Below is the definition supplied by the California Board of Pharmacy:
“Inference” is a term used by some in the industry and by the board to refer to a vaied category of possible practices with regard to (temporarily) substituting aggregate-level (e.g., pallet, case, tote) tracking and validation for item-level tracking and validation, based on the limitations of, particularly, non-line-of-sight tracking technologies, and of distribution system partners.

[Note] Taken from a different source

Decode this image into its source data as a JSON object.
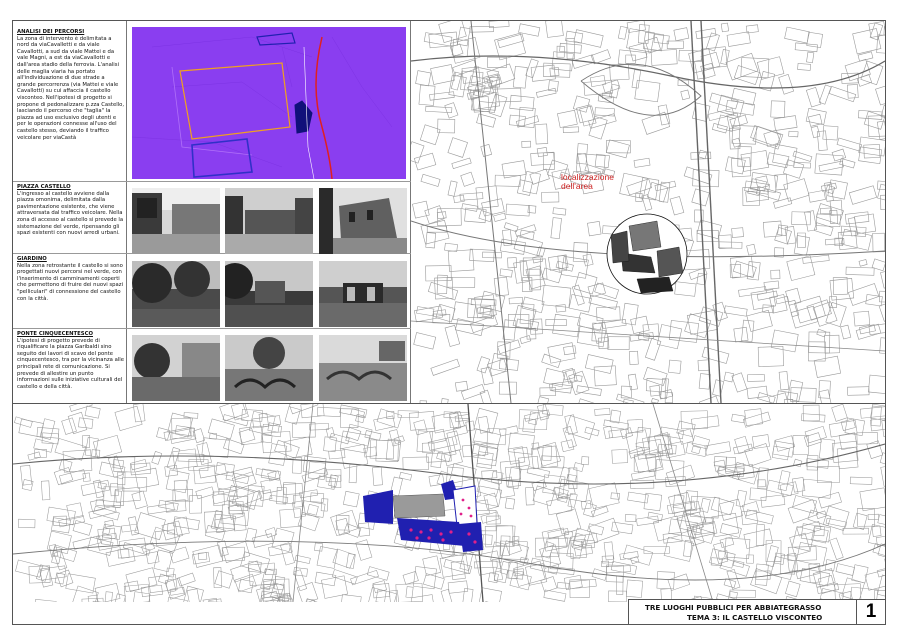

The working definition of “inference” as it applies to serialization employed by the board is that it refers to the ability to “infer,” based on tracking and validation of a unique identifier attached to an aggregate package (e.g., pallet, case, tote) which has a hierarchical relationship with unique identifiers attached to each of the items/packages contained within the aggregate package – when appropriately combined with circumstances engendering confidence that an aggregate package identifier – that the items/packages within the aggregate package are what they are represented to be on the pedigree data, without individually validating (e.g., scanning) each item/package (immediately).
“Inference” does not appear in the pedigree law, and the the law does not presently permit the use of or reliance on “inference” in place of required item-level tracking or validation of pedigree data. However, the board has stated a willingness to hear input from industry regarding a perceived need for or possibility of “inference,” and has dedicated time during the E-Pedigree Workgroup meeting(s) to “inference.”
The board is exploring, and is interested in hearing from industry, whether and/or to what extent these are real or perceived issues to be addressed regarding “inference,” what solution(s) to these issues might exist or might be created, and whether these solutions would require some statutory change, promulgation of rules, or are a matter of enforcement discretion.